Both men know the shot they are looking for, while being prepared for the unexpected. Both commented on waterproofing both cameraman and kit. Steve particularly laments the lack of waterproofing for a laptop as he is continuously downloading his images and annotating them. Prime lenses are good if you can predict the action point closely. While zoom lenses may not be quite as good across their whole range, they allow very quick recomposition and their versatility may make them much better. Remote triggers may help to place a camera where a person could not be and a polarising filter can enable the shot to show a driver’s eyes through a windscreen by cutting out glare.

All action photography is designed to tell a story and the focussing is critical to this. Whether their target market is the competitors buying their action images, a sponsor, a club or the press, there will be requirements to meet.

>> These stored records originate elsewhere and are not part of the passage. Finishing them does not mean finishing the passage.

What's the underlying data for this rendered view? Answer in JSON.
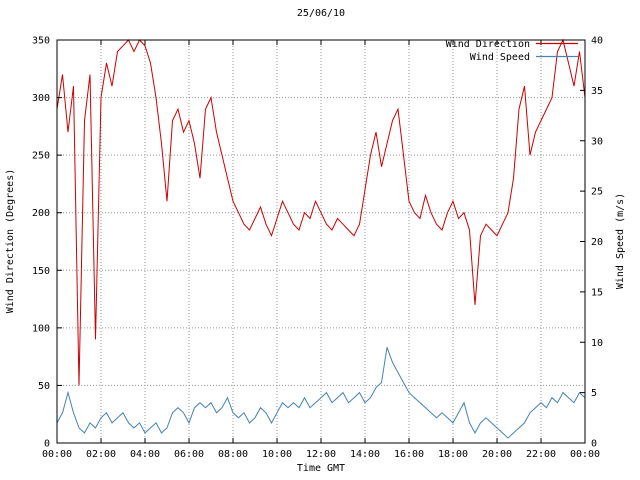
{
  "chart_data": {
    "type": "line",
    "title": "25/06/10",
    "xlabel": "Time GMT",
    "grid": true,
    "legend_position": "top-right-inside",
    "x_tick_labels": [
      "00:00",
      "02:00",
      "04:00",
      "06:00",
      "08:00",
      "10:00",
      "12:00",
      "14:00",
      "16:00",
      "18:00",
      "20:00",
      "22:00",
      "00:00"
    ],
    "x_tick_step_hours": 2,
    "x_range_hours": [
      0,
      24
    ],
    "y_left": {
      "label": "Wind Direction (Degrees)",
      "min": 0,
      "max": 350,
      "tick_step": 50
    },
    "y_right": {
      "label": "Wind Speed (m/s)",
      "min": 0,
      "max": 40,
      "tick_step": 5
    },
    "x_hours": [
      0,
      0.25,
      0.5,
      0.75,
      1,
      1.25,
      1.5,
      1.75,
      2,
      2.25,
      2.5,
      2.75,
      3,
      3.25,
      3.5,
      3.75,
      4,
      4.25,
      4.5,
      4.75,
      5,
      5.25,
      5.5,
      5.75,
      6,
      6.25,
      6.5,
      6.75,
      7,
      7.25,
      7.5,
      7.75,
      8,
      8.25,
      8.5,
      8.75,
      9,
      9.25,
      9.5,
      9.75,
      10,
      10.25,
      10.5,
      10.75,
      11,
      11.25,
      11.5,
      11.75,
      12,
      12.25,
      12.5,
      12.75,
      13,
      13.25,
      13.5,
      13.75,
      14,
      14.25,
      14.5,
      14.75,
      15,
      15.25,
      15.5,
      15.75,
      16,
      16.25,
      16.5,
      16.75,
      17,
      17.25,
      17.5,
      17.75,
      18,
      18.25,
      18.5,
      18.75,
      19,
      19.25,
      19.5,
      19.75,
      20,
      20.25,
      20.5,
      20.75,
      21,
      21.25,
      21.5,
      21.75,
      22,
      22.25,
      22.5,
      22.75,
      23,
      23.25,
      23.5,
      23.75,
      24
    ],
    "series": [
      {
        "name": "Wind Direction",
        "axis": "left",
        "unit": "Degrees",
        "color": "#cc0000",
        "values": [
          290,
          320,
          270,
          310,
          50,
          280,
          320,
          90,
          300,
          330,
          310,
          340,
          345,
          350,
          340,
          350,
          345,
          330,
          300,
          260,
          210,
          280,
          290,
          270,
          280,
          260,
          230,
          290,
          300,
          270,
          250,
          230,
          210,
          200,
          190,
          185,
          195,
          205,
          190,
          180,
          195,
          210,
          200,
          190,
          185,
          200,
          195,
          210,
          200,
          190,
          185,
          195,
          190,
          185,
          180,
          190,
          220,
          250,
          270,
          240,
          260,
          280,
          290,
          250,
          210,
          200,
          195,
          215,
          200,
          190,
          185,
          200,
          210,
          195,
          200,
          185,
          120,
          180,
          190,
          185,
          180,
          190,
          200,
          230,
          290,
          310,
          250,
          270,
          280,
          290,
          300,
          340,
          350,
          330,
          310,
          340,
          300
        ]
      },
      {
        "name": "Wind Speed",
        "axis": "right",
        "unit": "m/s",
        "color": "#4682b4",
        "values": [
          2,
          3,
          5,
          3,
          1.5,
          1,
          2,
          1.5,
          2.5,
          3,
          2,
          2.5,
          3,
          2,
          1.5,
          2,
          1,
          1.5,
          2,
          1,
          1.5,
          3,
          3.5,
          3,
          2,
          3.5,
          4,
          3.5,
          4,
          3,
          3.5,
          4.5,
          3,
          2.5,
          3,
          2,
          2.5,
          3.5,
          3,
          2,
          3,
          4,
          3.5,
          4,
          3.5,
          4.5,
          3.5,
          4,
          4.5,
          5,
          4,
          4.5,
          5,
          4,
          4.5,
          5,
          4,
          4.5,
          5.5,
          6,
          9.5,
          8,
          7,
          6,
          5,
          4.5,
          4,
          3.5,
          3,
          2.5,
          3,
          2.5,
          2,
          3,
          4,
          2,
          1,
          2,
          2.5,
          2,
          1.5,
          1,
          0.5,
          1,
          1.5,
          2,
          3,
          3.5,
          4,
          3.5,
          4.5,
          4,
          5,
          4.5,
          4,
          5,
          4.5
        ]
      }
    ]
  }
}
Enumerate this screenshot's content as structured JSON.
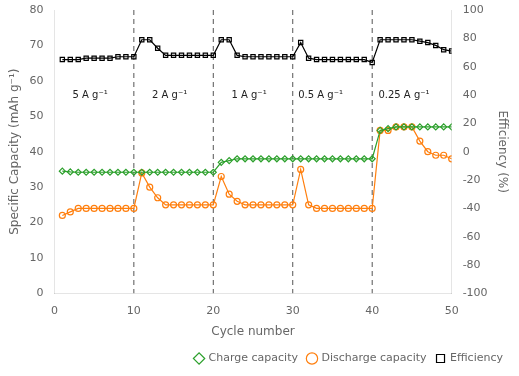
{
  "chart_data": {
    "type": "line",
    "xlabel": "Cycle number",
    "ylabel": "Specific Capacity (mAh g⁻¹)",
    "y2label": "Efficiency (%)",
    "x": [
      1,
      2,
      3,
      4,
      5,
      6,
      7,
      8,
      9,
      10,
      11,
      12,
      13,
      14,
      15,
      16,
      17,
      18,
      19,
      20,
      21,
      22,
      23,
      24,
      25,
      26,
      27,
      28,
      29,
      30,
      31,
      32,
      33,
      34,
      35,
      36,
      37,
      38,
      39,
      40,
      41,
      42,
      43,
      44,
      45,
      46,
      47,
      48,
      49,
      50
    ],
    "series": [
      {
        "name": "Charge capacity",
        "color": "#2ca02c",
        "marker": "diamond",
        "values": [
          34.5,
          34.3,
          34.2,
          34.2,
          34.2,
          34.2,
          34.2,
          34.2,
          34.2,
          34.2,
          34.2,
          34.2,
          34.2,
          34.2,
          34.2,
          34.2,
          34.2,
          34.2,
          34.2,
          34.2,
          37.0,
          37.5,
          38.0,
          38.0,
          38.0,
          38.0,
          38.0,
          38.0,
          38.0,
          38.0,
          38.0,
          38.0,
          38.0,
          38.0,
          38.0,
          38.0,
          38.0,
          38.0,
          38.0,
          38.0,
          46.0,
          46.5,
          47.0,
          47.0,
          47.0,
          47.0,
          47.0,
          47.0,
          47.0,
          47.0
        ]
      },
      {
        "name": "Discharge capacity",
        "color": "#ff7f0e",
        "marker": "circle",
        "values": [
          22,
          23,
          24,
          24,
          24,
          24,
          24,
          24,
          24,
          24,
          34,
          30,
          27,
          25,
          25,
          25,
          25,
          25,
          25,
          25,
          33,
          28,
          26,
          25,
          25,
          25,
          25,
          25,
          25,
          25,
          35,
          25,
          24,
          24,
          24,
          24,
          24,
          24,
          24,
          24,
          46,
          46,
          47,
          47,
          47,
          43,
          40,
          39,
          39,
          38
        ]
      },
      {
        "name": "Efficiency",
        "color": "#000000",
        "marker": "square",
        "axis": "y2",
        "values": [
          65,
          65,
          65,
          66,
          66,
          66,
          66,
          67,
          67,
          67,
          79,
          79,
          73,
          68,
          68,
          68,
          68,
          68,
          68,
          68,
          79,
          79,
          68,
          67,
          67,
          67,
          67,
          67,
          67,
          67,
          77,
          66,
          65,
          65,
          65,
          65,
          65,
          65,
          65,
          63,
          79,
          79,
          79,
          79,
          79,
          78,
          77,
          75,
          72,
          71
        ]
      }
    ],
    "xlim": [
      0,
      50
    ],
    "ylim": [
      0,
      80
    ],
    "y2lim": [
      -100,
      100
    ],
    "xticks": [
      0,
      10,
      20,
      30,
      40,
      50
    ],
    "yticks": [
      0,
      10,
      20,
      30,
      40,
      50,
      60,
      70,
      80
    ],
    "y2ticks": [
      -100,
      -80,
      -60,
      -40,
      -20,
      0,
      20,
      40,
      60,
      80,
      100
    ],
    "vlines": [
      10,
      20,
      30,
      40
    ],
    "annotations": [
      {
        "text": "5 A g⁻¹",
        "x": 4.5,
        "y": 56
      },
      {
        "text": "2 A g⁻¹",
        "x": 14.5,
        "y": 56
      },
      {
        "text": "1 A g⁻¹",
        "x": 24.5,
        "y": 56
      },
      {
        "text": "0.5 A g⁻¹",
        "x": 33.5,
        "y": 56
      },
      {
        "text": "0.25 A g⁻¹",
        "x": 44.0,
        "y": 56
      }
    ],
    "legend": "lower right",
    "grid": false
  }
}
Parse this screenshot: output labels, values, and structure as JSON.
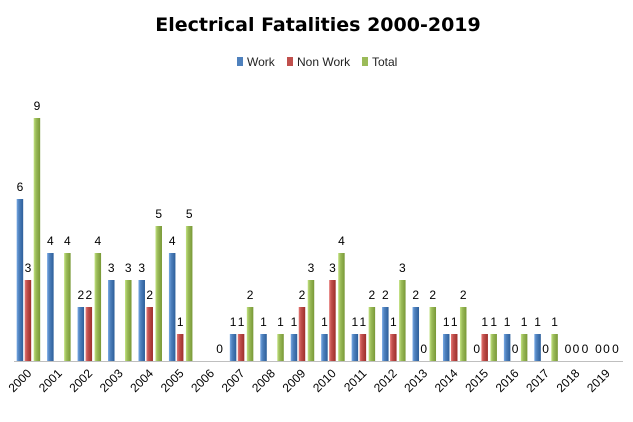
{
  "chart_data": {
    "type": "bar",
    "title": "Electrical Fatalities 2000-2019",
    "xlabel": "",
    "ylabel": "",
    "ylim": [
      0,
      10
    ],
    "grid": false,
    "legend_position": "top-center",
    "categories": [
      "2000",
      "2001",
      "2002",
      "2003",
      "2004",
      "2005",
      "2006",
      "2007",
      "2008",
      "2009",
      "2010",
      "2011",
      "2012",
      "2013",
      "2014",
      "2015",
      "2016",
      "2017",
      "2018",
      "2019"
    ],
    "series": [
      {
        "name": "Work",
        "color": "#4f81bd",
        "values": [
          6,
          4,
          2,
          3,
          3,
          4,
          0,
          1,
          1,
          1,
          1,
          1,
          2,
          2,
          1,
          0,
          1,
          1,
          0,
          0
        ],
        "labels": [
          "6",
          "4",
          "2",
          "3",
          "3",
          "4",
          "",
          "1",
          "1",
          "1",
          "1",
          "1",
          "2",
          "2",
          "1",
          "0",
          "1",
          "1",
          "0",
          "0"
        ]
      },
      {
        "name": "Non Work",
        "color": "#c0504d",
        "values": [
          3,
          0,
          2,
          0,
          2,
          1,
          0,
          1,
          0,
          2,
          3,
          1,
          1,
          0,
          1,
          1,
          0,
          0,
          0,
          0
        ],
        "labels": [
          "3",
          "",
          "2",
          "",
          "2",
          "1",
          "",
          "1",
          "",
          "2",
          "3",
          "1",
          "1",
          "0",
          "1",
          "1",
          "0",
          "0",
          "0",
          "0"
        ]
      },
      {
        "name": "Total",
        "color": "#9bbb59",
        "values": [
          9,
          4,
          4,
          3,
          5,
          5,
          0,
          2,
          1,
          3,
          4,
          2,
          3,
          2,
          2,
          1,
          1,
          1,
          0,
          0
        ],
        "labels": [
          "9",
          "4",
          "4",
          "3",
          "5",
          "5",
          "0",
          "2",
          "1",
          "3",
          "4",
          "2",
          "3",
          "2",
          "2",
          "1",
          "1",
          "1",
          "0",
          "0"
        ]
      }
    ]
  }
}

First and foremost what is supposed to be sharp must be sharp, but properly executed the choice of what to include in the background is what makes or breaks the story. Steve told how he may work for a sponsor on a commission where including their branding, but not competitors’, is vital, while for other markets branding will not be accepted at all. We learned that umbrellas – a common sight on cricket grounds - can ruin an otherwise saleable shot if they carry logos.

Gary works with a predicted point of action where he his story will unfold - a corner, a chicane or a wide track view including stands and background. He will pre-focus on the point where he aims to shoot and use back button focussing to set up for a shot and then just take it when the moment comes.

Steve faces totally different issues on a pitch, regardless of the sport. The action may be on the ball or off it and it is impossible to predict where something newsworthy will occur. He cannot make every frame count as the best shots are unknown until they happen. He will capture every ball bowled at a cricket match, but very few will show the shots the press want to see - the tumbling wickets, amazing catch or celebrations. Brilliant shot captured, he then has to be the first to get it into the public arena to have a chance of selling it.

Fast shutter speeds produce sharp images and both men shared the optimal speeds for their sports. Thought of as a slow game, cricket shots demand very high speeds to get a sharp image of the ball. Football and rugby are played in very bad weather where the camera struggles. Cricket, especially overseas, can take place in brilliant sunshine yet good images of white clothing are essential. Both situations can create a real challenge.

The solutions both photographers use come from knowing the image they want to capture and working out how to achieve it. As so many other speakers have said, a low viewpoint often works well, giving a different perspective. Steve also likes a slightly raised viewpoint which enables him to set cricketers against the green of the pitch rather than the confusing colours around the ground. One day and floodlit cricket bring different challenges with their coloured strips and different lighting.

The key rule of cropping is that if something doesn’t add to the story, it takes away and should be removed if possible - in camera ideally and if not later by cropping. As Gary pointed out, the background can be 80% of the image, yet it seldom receives that amount of the planning.

Steve uses specialist agents to place his work in the market and track the use of his images. They will be offering his images to the press within minutes of an incident or key action at a match as he continuously shoots, downloads and sends images which have had minimal work after capture.

During his talk Steve also gave an insight into the life of a freelance photographer, taking shots off pitch of the crowd, individuals, venues and shots which might be used by publishers as stock in addition to weekday work in totally different genres to complement his weekend sports. He showed some stunning wildlife shots and even showed how he had made a pork pie look glamorous in a food shoot. He seems destined to return with more of this side of his portfolio.